The piece also includes an awkwardly touching glimpse of the Lantern — Sibley’s best coffee shop. It’s a “Christ-centered, non-profit ministry” that “desires to be a place of intentionality, grace, & genuine love for our neighbors.” It also apparently serves a great cup of coffee. They seem like the kind of white evangelicals I sometimes describe as Very Nice People — they’ll ask if you’re “a believer,” but won’t be rude if you say no. Those folks have also been through some real hardship lately, so if you’re ever in Sibley, maybe stop by, have some coffee, and make it also a place of intentionality, grace, and genuine love from their neighbors.

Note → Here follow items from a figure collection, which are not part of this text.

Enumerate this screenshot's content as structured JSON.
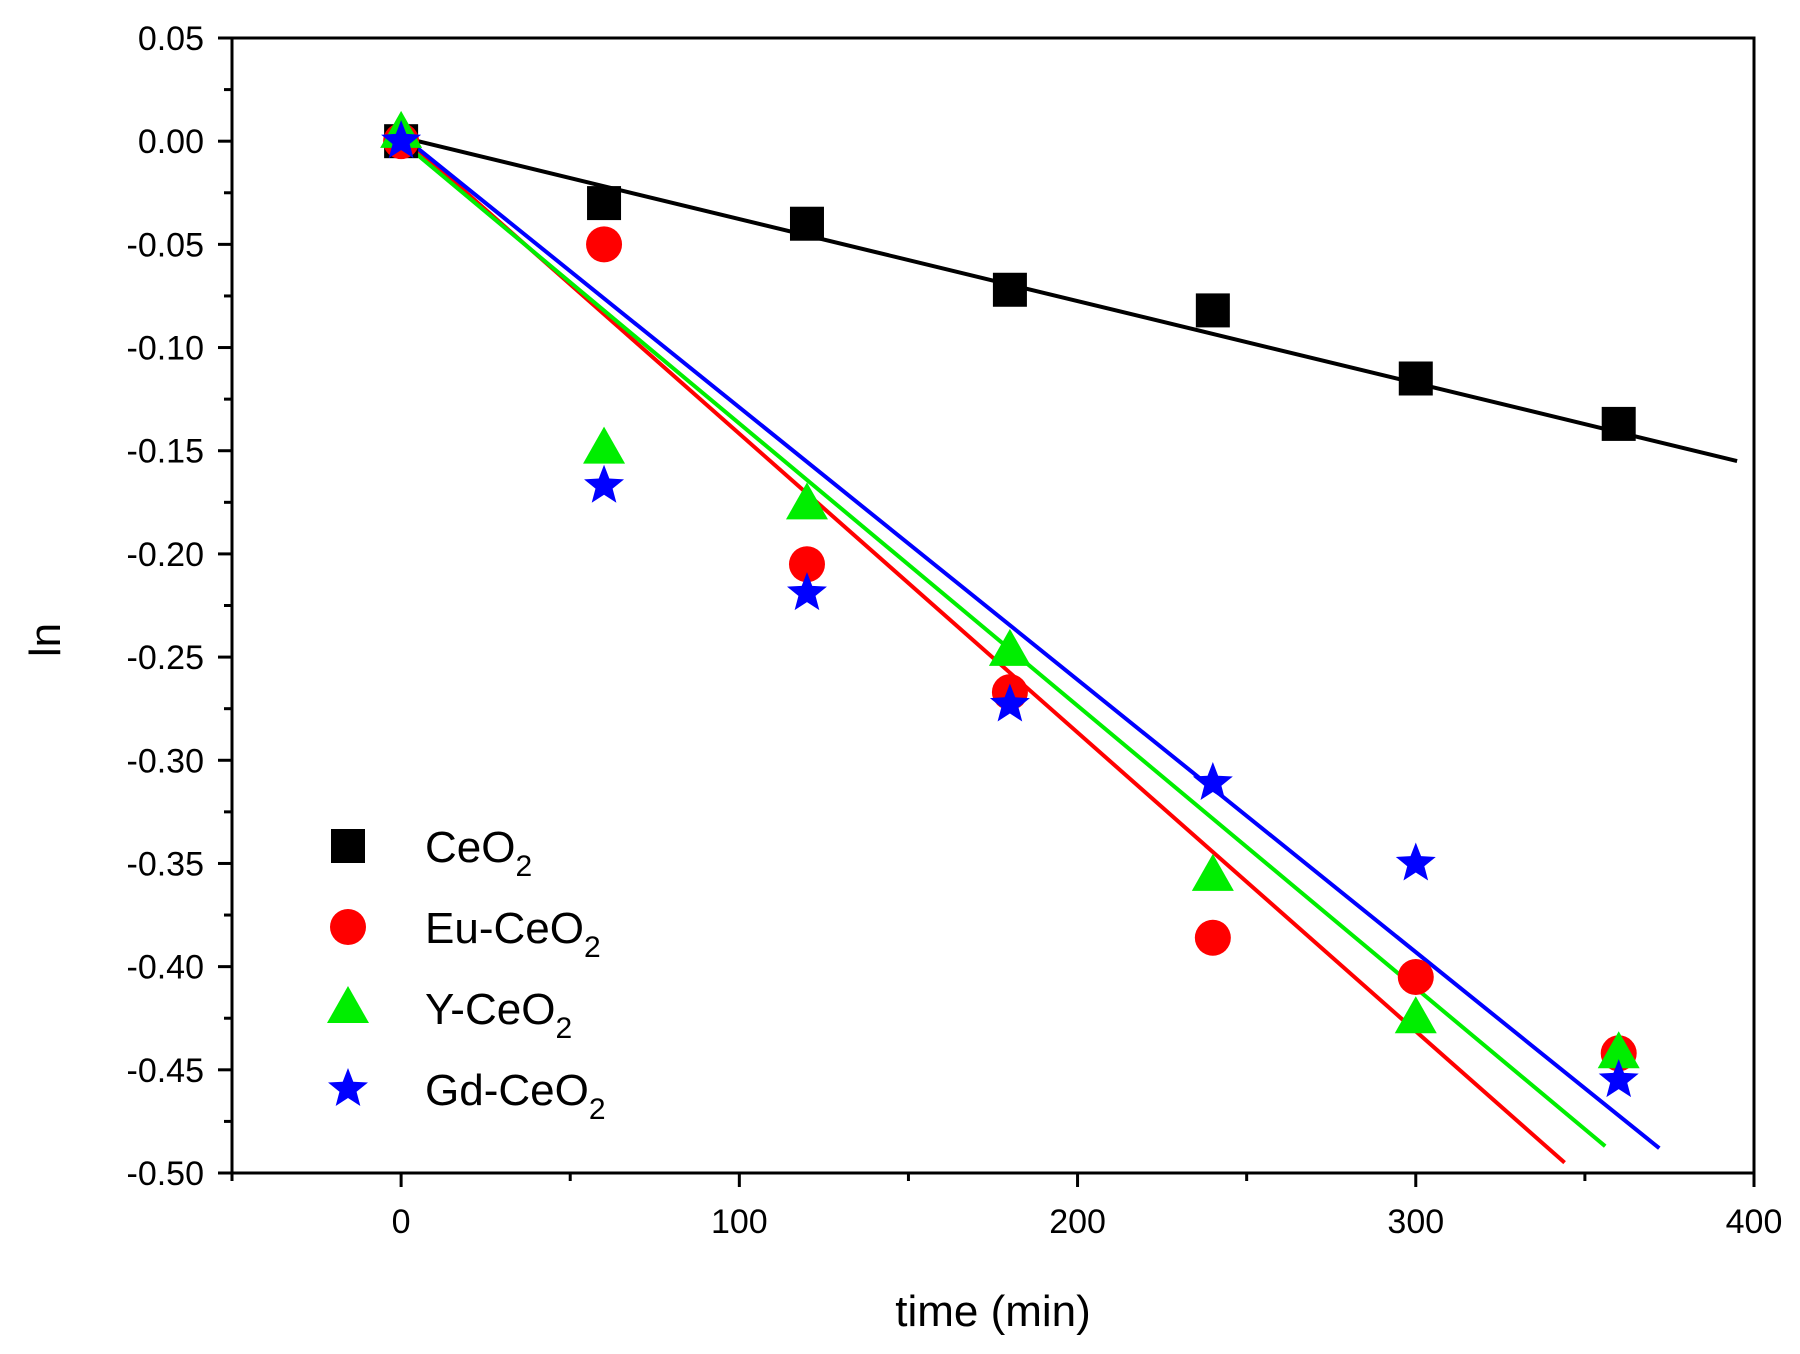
{
  "chart_data": {
    "type": "scatter",
    "xlabel": "time  (min)",
    "ylabel": "ln",
    "xlim": [
      -50,
      400
    ],
    "ylim": [
      -0.5,
      0.05
    ],
    "xticks": [
      0,
      100,
      200,
      300,
      400
    ],
    "xtick_labels": [
      "0",
      "100",
      "200",
      "300",
      "400"
    ],
    "yticks": [
      0.05,
      0.0,
      -0.05,
      -0.1,
      -0.15,
      -0.2,
      -0.25,
      -0.3,
      -0.35,
      -0.4,
      -0.45,
      -0.5
    ],
    "ytick_labels": [
      "0.05",
      "0.00",
      "-0.05",
      "-0.10",
      "-0.15",
      "-0.20",
      "-0.25",
      "-0.30",
      "-0.35",
      "-0.40",
      "-0.45",
      "-0.50"
    ],
    "grid": false,
    "legend_position": "bottom-left",
    "series": [
      {
        "name": "CeO",
        "subscript": "2",
        "marker": "square",
        "color": "#000000",
        "x": [
          0,
          60,
          120,
          180,
          240,
          300,
          360
        ],
        "y": [
          0.0,
          -0.03,
          -0.04,
          -0.072,
          -0.082,
          -0.115,
          -0.137
        ],
        "fit": {
          "x": [
            0,
            395
          ],
          "y": [
            0.002,
            -0.155
          ]
        }
      },
      {
        "name": "Eu-CeO",
        "subscript": "2",
        "marker": "circle",
        "color": "#ff0000",
        "x": [
          0,
          60,
          120,
          180,
          240,
          300,
          360
        ],
        "y": [
          0.0,
          -0.05,
          -0.205,
          -0.267,
          -0.386,
          -0.405,
          -0.442
        ],
        "fit": {
          "x": [
            0,
            344
          ],
          "y": [
            0.003,
            -0.495
          ]
        }
      },
      {
        "name": "Y-CeO",
        "subscript": "2",
        "marker": "triangle",
        "color": "#00ee00",
        "x": [
          0,
          60,
          120,
          180,
          240,
          300,
          360
        ],
        "y": [
          0.004,
          -0.149,
          -0.176,
          -0.247,
          -0.356,
          -0.425,
          -0.442
        ],
        "fit": {
          "x": [
            0,
            356
          ],
          "y": [
            0.0,
            -0.487
          ]
        }
      },
      {
        "name": "Gd-CeO",
        "subscript": "2",
        "marker": "star",
        "color": "#0000ff",
        "x": [
          0,
          60,
          120,
          180,
          240,
          300,
          360
        ],
        "y": [
          0.0,
          -0.167,
          -0.219,
          -0.273,
          -0.311,
          -0.35,
          -0.455
        ],
        "fit": {
          "x": [
            0,
            372
          ],
          "y": [
            0.003,
            -0.488
          ]
        }
      }
    ]
  }
}
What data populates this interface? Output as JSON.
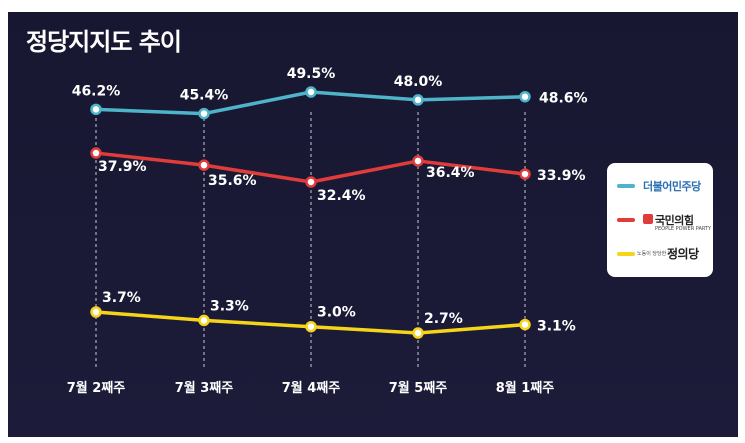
{
  "title": "정당지지도 추이",
  "colors": {
    "background": "#1a1a36",
    "democratic": "#4fb3c9",
    "ppp": "#e03c3c",
    "justice": "#f5d41a"
  },
  "chart_data": {
    "type": "line",
    "title": "정당지지도 추이",
    "categories": [
      "7월 2째주",
      "7월 3째주",
      "7월 4째주",
      "7월 5째주",
      "8월 1째주"
    ],
    "series": [
      {
        "name": "더불어민주당",
        "values": [
          46.2,
          45.4,
          49.5,
          48.0,
          48.6
        ],
        "labels": [
          "46.2%",
          "45.4%",
          "49.5%",
          "48.0%",
          "48.6%"
        ],
        "color": "#4fb3c9"
      },
      {
        "name": "국민의힘",
        "values": [
          37.9,
          35.6,
          32.4,
          36.4,
          33.9
        ],
        "labels": [
          "37.9%",
          "35.6%",
          "32.4%",
          "36.4%",
          "33.9%"
        ],
        "color": "#e03c3c"
      },
      {
        "name": "정의당",
        "values": [
          3.7,
          3.3,
          3.0,
          2.7,
          3.1
        ],
        "labels": [
          "3.7%",
          "3.3%",
          "3.0%",
          "2.7%",
          "3.1%"
        ],
        "color": "#f5d41a"
      }
    ],
    "legend": "right",
    "grid": "vertical dashed"
  },
  "legend": {
    "items": [
      {
        "name": "더불어민주당",
        "color": "#4fb3c9"
      },
      {
        "name": "국민의힘",
        "sub": "PEOPLE POWER PARTY",
        "color": "#e03c3c"
      },
      {
        "name": "정의당",
        "sub": "노동이 당당한 나라",
        "color": "#f5d41a"
      }
    ]
  }
}
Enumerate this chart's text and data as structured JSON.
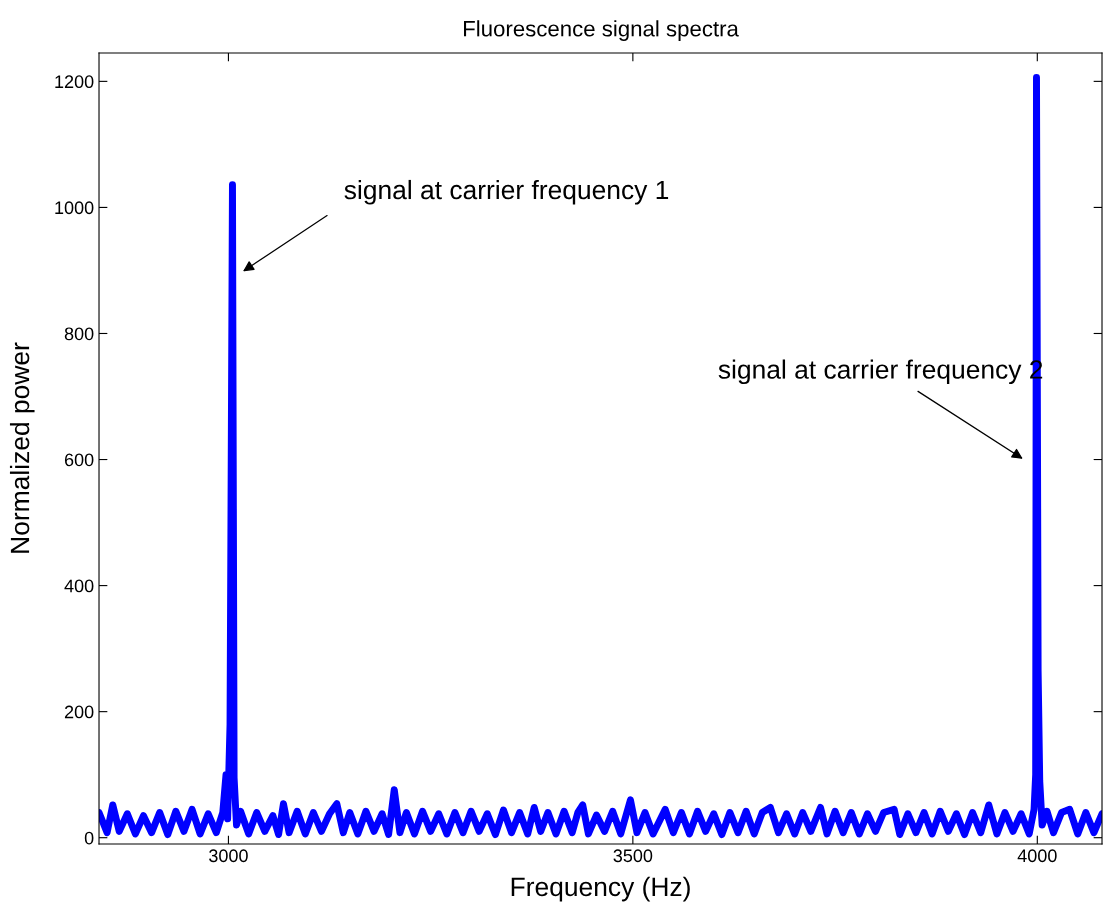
{
  "chart_data": {
    "type": "line",
    "title": "Fluorescence signal spectra",
    "xlabel": "Frequency (Hz)",
    "ylabel": "Normalized power",
    "xlim": [
      2840,
      4080
    ],
    "ylim": [
      -10,
      1245
    ],
    "xticks": [
      3000,
      3500,
      4000
    ],
    "yticks": [
      0,
      200,
      400,
      600,
      800,
      1000,
      1200
    ],
    "grid": false,
    "legend": false,
    "marker": "none",
    "line_style": "solid",
    "annotations": [
      "signal at carrier frequency 1",
      "signal at carrier frequency 2"
    ],
    "series": [
      {
        "color": "#0000ff",
        "x": [
          2840,
          2850,
          2857,
          2865,
          2875,
          2885,
          2895,
          2905,
          2915,
          2925,
          2935,
          2945,
          2955,
          2965,
          2975,
          2985,
          2993,
          2997,
          2999,
          3002,
          3005,
          3007,
          3010,
          3015,
          3025,
          3035,
          3045,
          3055,
          3062,
          3068,
          3075,
          3085,
          3095,
          3105,
          3115,
          3125,
          3134,
          3142,
          3150,
          3160,
          3170,
          3180,
          3190,
          3198,
          3205,
          3212,
          3220,
          3230,
          3240,
          3250,
          3260,
          3270,
          3280,
          3290,
          3300,
          3310,
          3320,
          3330,
          3340,
          3350,
          3360,
          3370,
          3378,
          3386,
          3395,
          3405,
          3415,
          3425,
          3432,
          3438,
          3445,
          3455,
          3465,
          3475,
          3485,
          3497,
          3505,
          3515,
          3525,
          3540,
          3550,
          3560,
          3570,
          3580,
          3590,
          3600,
          3610,
          3620,
          3630,
          3640,
          3650,
          3660,
          3670,
          3680,
          3690,
          3700,
          3710,
          3720,
          3732,
          3740,
          3750,
          3760,
          3770,
          3780,
          3790,
          3800,
          3810,
          3823,
          3830,
          3840,
          3850,
          3860,
          3870,
          3880,
          3890,
          3900,
          3910,
          3920,
          3930,
          3940,
          3950,
          3960,
          3970,
          3980,
          3990,
          3996,
          3998,
          3999,
          4001,
          4003,
          4006,
          4012,
          4020,
          4030,
          4040,
          4050,
          4060,
          4070,
          4080
        ],
        "values": [
          40,
          8,
          52,
          10,
          38,
          6,
          35,
          8,
          40,
          5,
          42,
          10,
          45,
          6,
          38,
          8,
          40,
          100,
          30,
          180,
          1036,
          95,
          20,
          42,
          6,
          40,
          10,
          35,
          5,
          54,
          8,
          42,
          6,
          40,
          10,
          38,
          54,
          8,
          40,
          6,
          42,
          10,
          38,
          5,
          76,
          8,
          40,
          6,
          42,
          10,
          38,
          6,
          40,
          8,
          42,
          10,
          38,
          5,
          44,
          8,
          40,
          6,
          48,
          10,
          40,
          6,
          42,
          8,
          40,
          52,
          6,
          36,
          10,
          42,
          6,
          60,
          8,
          40,
          6,
          45,
          8,
          40,
          6,
          42,
          10,
          38,
          5,
          40,
          8,
          42,
          6,
          40,
          48,
          8,
          38,
          6,
          40,
          10,
          48,
          6,
          42,
          8,
          40,
          6,
          38,
          10,
          40,
          45,
          5,
          38,
          8,
          40,
          6,
          42,
          10,
          38,
          5,
          40,
          8,
          52,
          6,
          40,
          10,
          38,
          6,
          45,
          100,
          1206,
          265,
          90,
          20,
          42,
          8,
          40,
          45,
          6,
          40,
          8,
          38
        ]
      }
    ]
  }
}
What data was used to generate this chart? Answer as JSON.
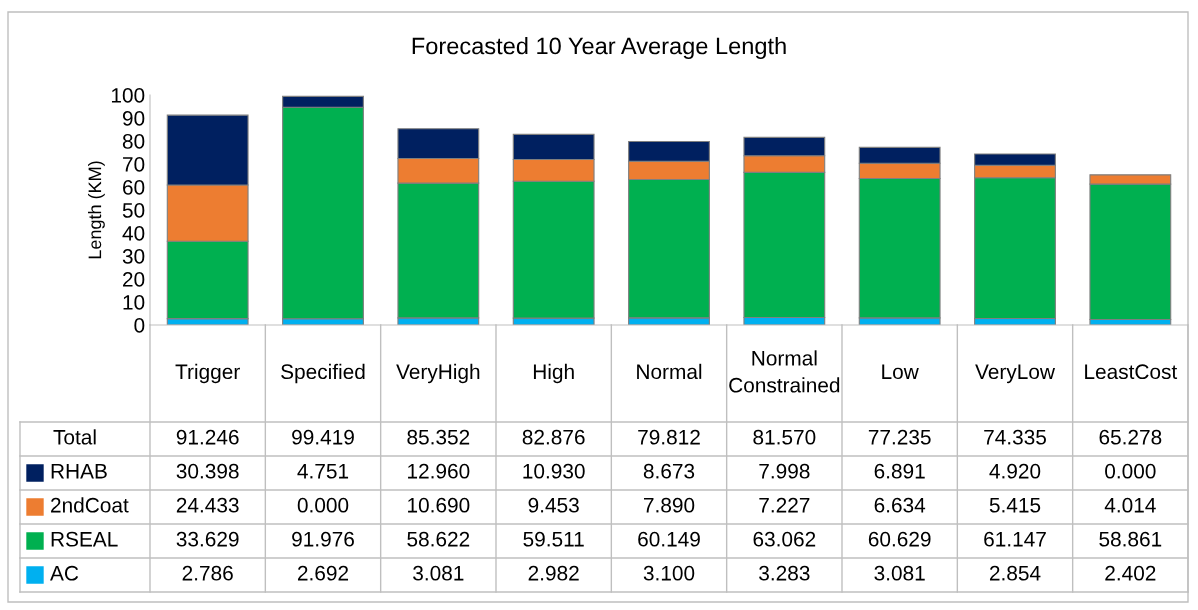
{
  "chart_data": {
    "type": "bar",
    "title": "Forecasted 10 Year Average Length",
    "ylabel": "Length (KM)",
    "stacked": true,
    "legend": "bottom",
    "categories": [
      "Trigger",
      "Specified",
      "VeryHigh",
      "High",
      "Normal",
      "Normal Constrained",
      "Low",
      "VeryLow",
      "LeastCost"
    ],
    "ylim": [
      0,
      100
    ],
    "yticks": [
      0,
      10,
      20,
      30,
      40,
      50,
      60,
      70,
      80,
      90,
      100
    ],
    "grid": false,
    "series": [
      {
        "name": "AC",
        "color": "#00b0f0",
        "values": [
          2.786,
          2.692,
          3.081,
          2.982,
          3.1,
          3.283,
          3.081,
          2.854,
          2.402
        ],
        "value_labels": [
          "2.786",
          "2.692",
          "3.081",
          "2.982",
          "3.100",
          "3.283",
          "3.081",
          "2.854",
          "2.402"
        ]
      },
      {
        "name": "RSEAL",
        "color": "#00b050",
        "values": [
          33.629,
          91.976,
          58.622,
          59.511,
          60.149,
          63.062,
          60.629,
          61.147,
          58.861
        ],
        "value_labels": [
          "33.629",
          "91.976",
          "58.622",
          "59.511",
          "60.149",
          "63.062",
          "60.629",
          "61.147",
          "58.861"
        ]
      },
      {
        "name": "2ndCoat",
        "color": "#ed7d31",
        "values": [
          24.433,
          0.0,
          10.69,
          9.453,
          7.89,
          7.227,
          6.634,
          5.415,
          4.014
        ],
        "value_labels": [
          "24.433",
          "0.000",
          "10.690",
          "9.453",
          "7.890",
          "7.227",
          "6.634",
          "5.415",
          "4.014"
        ]
      },
      {
        "name": "RHAB",
        "color": "#002060",
        "values": [
          30.398,
          4.751,
          12.96,
          10.93,
          8.673,
          7.998,
          6.891,
          4.92,
          0.0
        ],
        "value_labels": [
          "30.398",
          "4.751",
          "12.960",
          "10.930",
          "8.673",
          "7.998",
          "6.891",
          "4.920",
          "0.000"
        ]
      }
    ],
    "annotations": [
      "Total",
      "91.246",
      "99.419",
      "85.352",
      "82.876",
      "79.812",
      "81.570",
      "77.235",
      "74.335",
      "65.278"
    ]
  }
}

• For a good companion/tonic to Lizza’s report from the “heartland,” check out Daniel José Camacho’s interview with Sarah Smarsh, author of Heartland: A Memoir of Working Hard and Being Broke in the Richest Country on Earth. Smarsh, who’s from rural Kansas, has seen way too many of those safari-in-Trumpworld articles from the midwestern realmurka, and she ain’t having it:

I think the most common misconception would be that the entire state is white and conservative; let’s say, Trump’s base. Living on the ground in a place like Kansas or anywhere that’s cast as “Trump Country,” one knows firsthand that these are actually diverse places in race, culture, politics, and every other way just like blue states are.

Sarah Smarsh is on Twitter and her feed is a great antidote to red-state safari nonsense.

• The title of this post comes from this Bruce Springsteen song, which sprang to mind when I read that first news item from Azusa-Pacific University.